31 Days, 31 People
Day 13: BEN
Ben and I were married for 14 years. We made two really awesome daughters.
It’s possible I wouldn’t be in the profession I’m in had I not known Ben. I graduated college with a BFA, emphasis metal sculpture. Ben had changed majors from electrical engineering, and audio engineering to broadcast journalism. By the time he graduated, he almost had enough credits for two degrees.
We got married pretty young by today’s standard. I was 20, he was 22. I knew Ben in high school, but really never gave dating him much of a thought. It was after he’d graduated, in the summer before my senior year in high school that we actually hit things off and I got to see that he wasn’t just an annoying weird dude. He was ridiculously, awkwardly smart and super funny and we shared a really deep love for music.
Most of our correspondence in the early stages of courting was good old fashioned snail mail. He was going to school in Reno, we wrote back and forth pretty regularly. I was not computer savvy then. We’d had a computer in our house when I was younger and I remember spending hours typing in lines of code to make lines and circles do neat animations across the screen. And I took a computer class from Mr. Barton in high school, I have little memory of what I learned, though. In my first semester of college, Ben asked if the school I was at had email. I went to the computer lab to ask, “Do you have a thing called email?” the lab assistant looked at me like I was asking if he had some aliens hanging around that I could talk to. He’d never heard of this email thing. Eventually, Ben showed me how to use Pine for email. It was 1994. And so it began. I learned a lot about computers and software and technology from Ben over the next decade-and-a-half.

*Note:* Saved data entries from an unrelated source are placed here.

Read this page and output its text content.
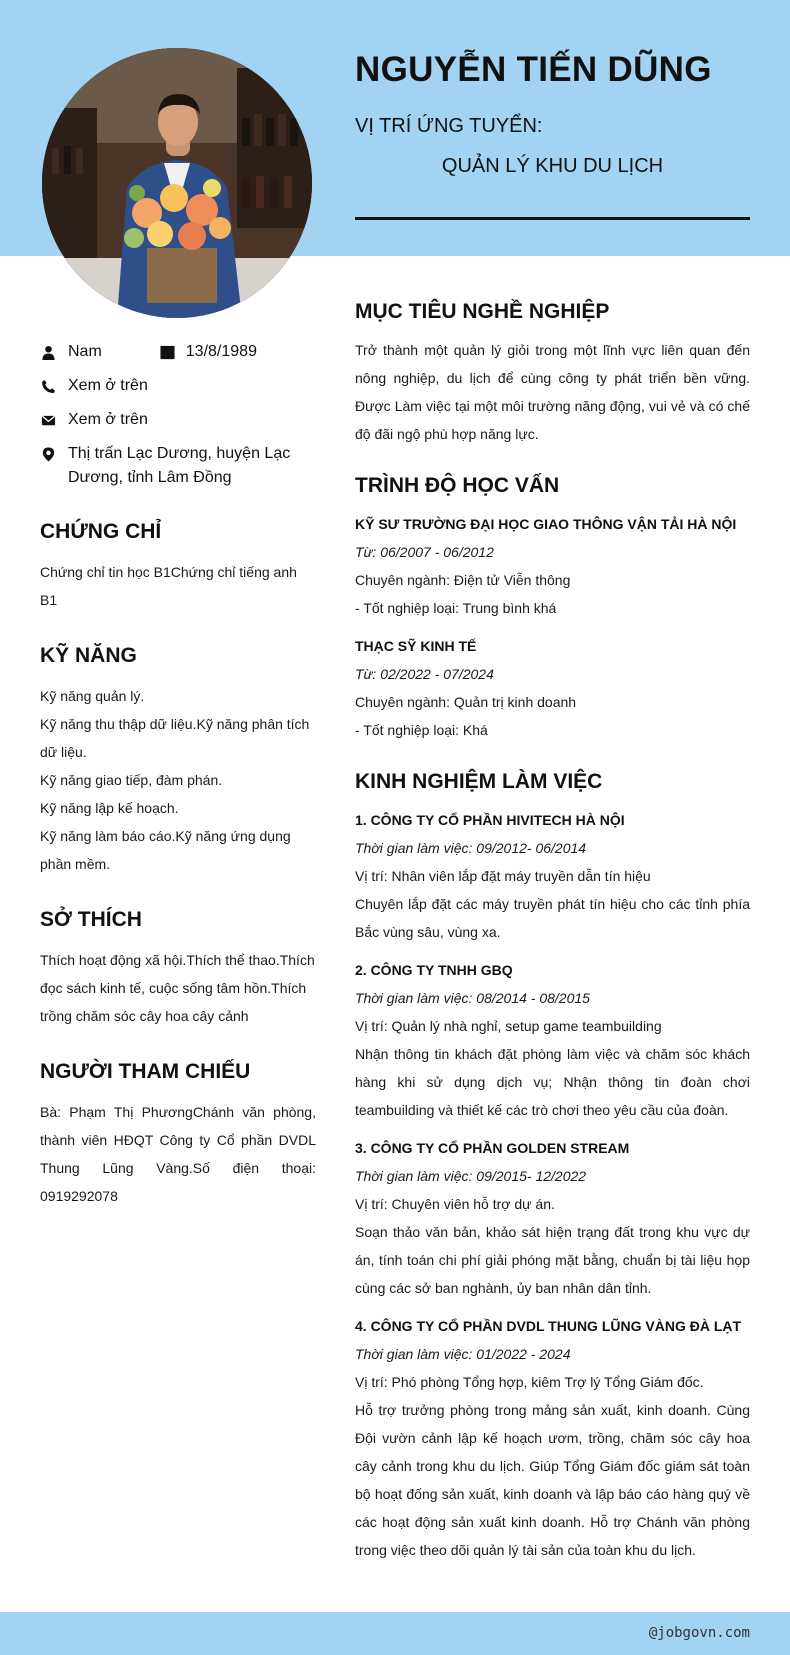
NGUYỄN TIẾN DŨNG
VỊ TRÍ ỨNG TUYỂN:
QUẢN LÝ KHU DU LỊCH
Nam	13/8/1989
Xem ở trên
Xem ở trên
Thị trấn Lạc Dương, huyện Lạc Dương, tỉnh Lâm Đồng
CHỨNG CHỈ
Chứng chỉ tin học B1Chứng chỉ tiếng anh B1
KỸ NĂNG
Kỹ năng quản lý.
Kỹ năng thu thập dữ liệu.Kỹ năng phân tích dữ liệu.
Kỹ năng giao tiếp, đàm phán.
Kỹ năng lập kế hoạch.
Kỹ năng làm báo cáo.Kỹ năng ứng dụng phần mềm.
SỞ THÍCH
Thích hoạt động xã hội.Thích thể thao.Thích đọc sách kinh tế, cuộc sống tâm hồn.Thích trồng chăm sóc cây hoa cây cảnh
NGƯỜI THAM CHIẾU
Bà: Phạm Thị PhươngChánh văn phòng, thành viên HĐQT Công ty Cổ phần DVDL Thung Lũng Vàng.Số điện thoại: 0919292078
MỤC TIÊU NGHỀ NGHIỆP
Trở thành một quản lý giỏi trong một lĩnh vực liên quan đến nông nghiệp, du lịch để cùng công ty phát triển bền vững. Được Làm việc tại một môi trường năng động, vui vẻ và có chế độ đãi ngộ phù hợp năng lực.
TRÌNH ĐỘ HỌC VẤN
KỸ SƯ TRƯỜNG ĐẠI HỌC GIAO THÔNG VẬN TẢI HÀ NỘI
Từ: 06/2007 - 06/2012
Chuyên ngành: Điện tử Viễn thông
- Tốt nghiệp loại: Trung bình khá
THẠC SỸ KINH TẾ
Từ: 02/2022 - 07/2024
Chuyên ngành: Quản trị kinh doanh
- Tốt nghiệp loại: Khá
KINH NGHIỆM LÀM VIỆC
1. CÔNG TY CỔ PHẦN HIVITECH HÀ NỘI
Thời gian làm việc: 09/2012- 06/2014
Vị trí: Nhân viên lắp đặt máy truyền dẫn tín hiệu
Chuyên lắp đặt các máy truyền phát tín hiệu cho các tỉnh phía Bắc vùng sâu, vùng xa.
2. CÔNG TY TNHH GBQ
Thời gian làm việc: 08/2014 - 08/2015
Vị trí: Quản lý nhà nghỉ, setup game teambuilding
Nhận thông tin khách đặt phòng làm việc và chăm sóc khách hàng khi sử dụng dịch vụ; Nhận thông tin đoàn chơi teambuilding và thiết kế các trò chơi theo yêu cầu của đoàn.
3. CÔNG TY CỔ PHẦN GOLDEN STREAM
Thời gian làm việc: 09/2015- 12/2022
Vị trí: Chuyên viên hỗ trợ dự án.
Soạn thảo văn bản, khảo sát hiện trạng đất trong khu vực dự án, tính toán chi phí giải phóng mặt bằng, chuẩn bị tài liệu họp cùng các sở ban nghành, ủy ban nhân dân tỉnh.
4. CÔNG TY CỔ PHẦN DVDL THUNG LŨNG VÀNG ĐÀ LẠT
Thời gian làm việc: 01/2022 - 2024
Vị trí: Phó phòng Tổng hợp, kiêm Trợ lý Tổng Giám đốc.
Hỗ trợ trưởng phòng trong mảng sản xuất, kinh doanh. Cùng Đội vườn cảnh lập kế hoạch ươm, trồng, chăm sóc cây hoa cây cảnh trong khu du lịch. Giúp Tổng Giám đốc giám sát toàn bộ hoạt đống sản xuất, kinh doanh và lập báo cáo hàng quý về các hoạt động sản xuất kinh doanh. Hỗ trợ Chánh văn phòng trong việc theo dõi quản lý tài sản của toàn khu du lịch.
@jobgovn.com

He ended up transferring to UNLV, we married, finished school, we lived simply, saved and worked hard.
There’s a lot of story here. 14 years and two really amazing children worth. There are a lot of feelings and emotions I’m not sure I can even begin to scratch the surface of here in this tiny, early-morning post of gratitude. What I will say is that while I do know I made the choice I needed to make, I am very grateful for what we had when we had it. I have absolutely no regrets about getting married to Ben at age 20. I don’t believe I was too young. I believe our relationship took the course it needed to take and I’ll always believe that everything happens in our lives for reasons that may not always be clear at the time.
Maybe if we’d waited longer we’d have been different people than we were when we joined forces, maybe “we” would have never happened. I’m grateful it did. I’m grateful that Ben is a really invested father. He loves his girls, he’s active in their life.
I learned a lot from our relationship and it will always hold an enormous gravity of value in my heart. For what it’s worth, Ben, thank you.